As the air passes the crest it expands, the pressure drops further and the air passes into a subsonic flow through a normal shock. Here, the pressure increases and the air gradually expands to ambient air pressure behind the wing.

##### Wave drag

In addition to the previous drag forms, we now have at least one additional drag, the supersonic or Wave drag. How this is formed and how it affects the aircraft we will cover in the next Corner.

### 5 Comments on “Bjorn’s Corner: Aircraft drag reduction, Part 14”

1. Dear Bjorn,
figures 2 and 3 are about moving sound sources and not about particles.

As a former fighter pilot you may have noticed that jet engines are loud as hell. Imagine the noise energy of a subsonic flyby concentrated in one impuls – boom.

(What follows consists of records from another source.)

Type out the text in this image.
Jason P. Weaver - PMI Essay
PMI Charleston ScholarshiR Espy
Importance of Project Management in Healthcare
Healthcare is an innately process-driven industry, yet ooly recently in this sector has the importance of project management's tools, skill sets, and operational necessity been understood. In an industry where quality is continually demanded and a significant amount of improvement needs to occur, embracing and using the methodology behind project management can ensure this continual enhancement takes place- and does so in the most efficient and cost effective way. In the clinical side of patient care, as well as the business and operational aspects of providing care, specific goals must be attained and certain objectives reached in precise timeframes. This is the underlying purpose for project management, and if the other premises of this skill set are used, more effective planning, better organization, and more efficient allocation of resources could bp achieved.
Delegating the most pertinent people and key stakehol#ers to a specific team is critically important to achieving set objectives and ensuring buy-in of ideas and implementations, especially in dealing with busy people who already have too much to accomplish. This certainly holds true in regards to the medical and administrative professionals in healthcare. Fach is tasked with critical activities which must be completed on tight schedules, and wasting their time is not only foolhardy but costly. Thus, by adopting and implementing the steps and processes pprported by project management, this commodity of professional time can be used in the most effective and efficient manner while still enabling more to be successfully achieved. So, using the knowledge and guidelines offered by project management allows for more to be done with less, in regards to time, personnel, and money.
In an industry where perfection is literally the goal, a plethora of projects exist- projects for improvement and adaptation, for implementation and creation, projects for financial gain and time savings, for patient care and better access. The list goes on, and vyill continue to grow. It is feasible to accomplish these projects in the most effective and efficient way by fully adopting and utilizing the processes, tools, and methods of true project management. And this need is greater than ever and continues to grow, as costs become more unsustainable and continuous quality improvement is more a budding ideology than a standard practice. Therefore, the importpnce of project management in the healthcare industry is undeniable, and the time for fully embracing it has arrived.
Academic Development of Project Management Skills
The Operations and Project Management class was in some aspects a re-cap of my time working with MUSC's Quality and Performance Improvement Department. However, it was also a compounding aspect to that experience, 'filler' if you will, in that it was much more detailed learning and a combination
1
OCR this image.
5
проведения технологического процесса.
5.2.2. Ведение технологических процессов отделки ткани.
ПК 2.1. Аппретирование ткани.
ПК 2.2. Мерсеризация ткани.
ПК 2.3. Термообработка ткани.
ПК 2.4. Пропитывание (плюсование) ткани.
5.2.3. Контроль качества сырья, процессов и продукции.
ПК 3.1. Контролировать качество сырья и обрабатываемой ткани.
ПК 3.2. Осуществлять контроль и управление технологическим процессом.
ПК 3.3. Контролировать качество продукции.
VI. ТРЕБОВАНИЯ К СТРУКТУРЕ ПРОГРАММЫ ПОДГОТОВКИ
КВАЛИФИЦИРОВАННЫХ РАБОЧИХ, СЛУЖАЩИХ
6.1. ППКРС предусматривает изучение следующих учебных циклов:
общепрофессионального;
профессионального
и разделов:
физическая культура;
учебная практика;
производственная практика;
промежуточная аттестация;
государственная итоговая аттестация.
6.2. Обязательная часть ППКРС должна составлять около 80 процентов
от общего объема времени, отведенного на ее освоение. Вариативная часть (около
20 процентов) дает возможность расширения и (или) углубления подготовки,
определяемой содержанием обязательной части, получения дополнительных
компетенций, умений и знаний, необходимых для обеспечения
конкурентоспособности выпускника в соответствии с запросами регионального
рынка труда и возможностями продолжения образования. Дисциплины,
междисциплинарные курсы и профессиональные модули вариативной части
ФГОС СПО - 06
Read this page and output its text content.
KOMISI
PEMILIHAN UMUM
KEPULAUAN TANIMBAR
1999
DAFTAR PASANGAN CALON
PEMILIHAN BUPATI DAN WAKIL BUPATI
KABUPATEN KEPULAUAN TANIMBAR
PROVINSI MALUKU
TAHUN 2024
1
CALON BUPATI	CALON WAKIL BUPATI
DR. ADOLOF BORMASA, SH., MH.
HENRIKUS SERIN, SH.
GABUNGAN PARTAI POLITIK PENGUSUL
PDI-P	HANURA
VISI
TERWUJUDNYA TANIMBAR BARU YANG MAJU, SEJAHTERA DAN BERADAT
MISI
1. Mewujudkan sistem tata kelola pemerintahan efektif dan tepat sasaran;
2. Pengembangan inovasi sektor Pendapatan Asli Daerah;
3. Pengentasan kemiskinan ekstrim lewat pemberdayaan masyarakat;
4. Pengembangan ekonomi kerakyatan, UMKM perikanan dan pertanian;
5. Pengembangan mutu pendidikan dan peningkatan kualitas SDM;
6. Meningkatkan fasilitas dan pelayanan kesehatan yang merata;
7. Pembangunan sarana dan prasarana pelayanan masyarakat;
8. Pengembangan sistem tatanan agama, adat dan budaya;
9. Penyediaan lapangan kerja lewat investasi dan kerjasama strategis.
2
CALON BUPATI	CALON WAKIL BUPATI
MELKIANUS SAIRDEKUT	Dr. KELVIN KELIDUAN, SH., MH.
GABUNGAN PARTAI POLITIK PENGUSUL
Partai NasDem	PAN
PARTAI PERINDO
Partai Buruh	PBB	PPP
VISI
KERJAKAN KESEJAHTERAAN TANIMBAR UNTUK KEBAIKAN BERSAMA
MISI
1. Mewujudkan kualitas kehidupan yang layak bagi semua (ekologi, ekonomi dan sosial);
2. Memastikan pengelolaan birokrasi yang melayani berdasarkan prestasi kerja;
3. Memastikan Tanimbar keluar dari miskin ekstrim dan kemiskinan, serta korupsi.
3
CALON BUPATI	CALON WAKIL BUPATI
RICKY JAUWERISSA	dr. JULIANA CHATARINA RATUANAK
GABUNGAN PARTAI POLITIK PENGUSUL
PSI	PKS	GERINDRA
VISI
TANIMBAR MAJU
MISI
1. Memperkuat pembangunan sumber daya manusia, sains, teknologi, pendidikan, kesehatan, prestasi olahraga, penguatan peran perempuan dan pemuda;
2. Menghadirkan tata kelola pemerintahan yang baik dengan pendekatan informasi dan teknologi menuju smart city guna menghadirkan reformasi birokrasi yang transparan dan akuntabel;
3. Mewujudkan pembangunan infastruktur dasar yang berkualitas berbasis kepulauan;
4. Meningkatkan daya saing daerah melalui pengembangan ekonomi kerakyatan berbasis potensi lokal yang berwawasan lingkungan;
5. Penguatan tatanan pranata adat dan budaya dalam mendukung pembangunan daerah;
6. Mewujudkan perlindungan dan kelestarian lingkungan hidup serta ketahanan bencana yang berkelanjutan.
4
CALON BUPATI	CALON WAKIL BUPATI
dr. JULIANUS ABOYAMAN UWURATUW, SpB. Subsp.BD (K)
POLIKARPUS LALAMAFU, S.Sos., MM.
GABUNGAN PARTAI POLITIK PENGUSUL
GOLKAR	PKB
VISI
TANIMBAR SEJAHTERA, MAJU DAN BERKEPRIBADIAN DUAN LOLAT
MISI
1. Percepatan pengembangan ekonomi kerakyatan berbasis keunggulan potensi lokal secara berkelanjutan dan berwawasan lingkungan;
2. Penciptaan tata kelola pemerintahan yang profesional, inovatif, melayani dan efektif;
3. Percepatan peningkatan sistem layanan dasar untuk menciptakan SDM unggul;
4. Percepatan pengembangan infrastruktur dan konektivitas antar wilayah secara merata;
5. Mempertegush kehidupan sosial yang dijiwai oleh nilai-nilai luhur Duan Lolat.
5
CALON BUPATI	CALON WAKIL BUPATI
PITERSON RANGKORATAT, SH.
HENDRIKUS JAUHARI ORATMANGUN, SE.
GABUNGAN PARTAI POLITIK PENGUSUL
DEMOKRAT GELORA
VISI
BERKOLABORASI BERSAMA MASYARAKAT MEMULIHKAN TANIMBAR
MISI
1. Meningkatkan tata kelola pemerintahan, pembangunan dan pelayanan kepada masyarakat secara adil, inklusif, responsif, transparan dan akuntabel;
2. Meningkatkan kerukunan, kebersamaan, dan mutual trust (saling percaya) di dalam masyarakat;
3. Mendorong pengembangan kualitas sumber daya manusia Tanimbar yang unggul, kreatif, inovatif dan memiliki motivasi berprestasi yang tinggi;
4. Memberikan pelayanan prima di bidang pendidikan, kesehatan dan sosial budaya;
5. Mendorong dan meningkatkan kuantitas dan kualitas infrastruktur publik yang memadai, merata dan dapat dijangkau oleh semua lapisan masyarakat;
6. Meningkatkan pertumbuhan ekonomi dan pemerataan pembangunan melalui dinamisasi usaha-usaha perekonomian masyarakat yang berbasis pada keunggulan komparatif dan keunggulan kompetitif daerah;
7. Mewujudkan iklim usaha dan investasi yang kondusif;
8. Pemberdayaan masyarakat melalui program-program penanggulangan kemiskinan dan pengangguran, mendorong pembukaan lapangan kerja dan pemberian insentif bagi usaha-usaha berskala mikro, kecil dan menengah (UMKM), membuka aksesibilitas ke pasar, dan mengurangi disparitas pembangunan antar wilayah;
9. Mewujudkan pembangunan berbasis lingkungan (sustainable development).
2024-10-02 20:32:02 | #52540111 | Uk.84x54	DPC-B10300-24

Therefore I am not sure if modifying the shock waves of super sonic aircraft will reduce much the noise boom. The boom consists of the shock wave produced by the aircraft slicing through air and noise produced by the engine.

• Thanks MHalBlaub,

Stinton’s book (worth reading BTW) talks about the source as the nose of e.g. a bullet or leading edge. I changed it to an object or particle. This is why his images are talking about a source, but it’s not a sound emitter, it’s a fixed pointy object moving.

I made the mistake of modifying to a standstill object in the first figure, then it must be a sound source (a standing still object creates no pressure waves). Corrected.

• Moving sound source and physical particle can be used interchangeably in this case, so Bjorn is not wrong. After all, sound waves in air are pressure disturbances propagating outward from where they were created. What created the disturbances in the first place? A source which will have to be some kind of physical moving boundary. There aren’t many other ways of generating sound waves in air.

Any object moving in air, no mater how slowly, will create pressure disturbances even if they are very small. These disturbances always propagate out as sound waves.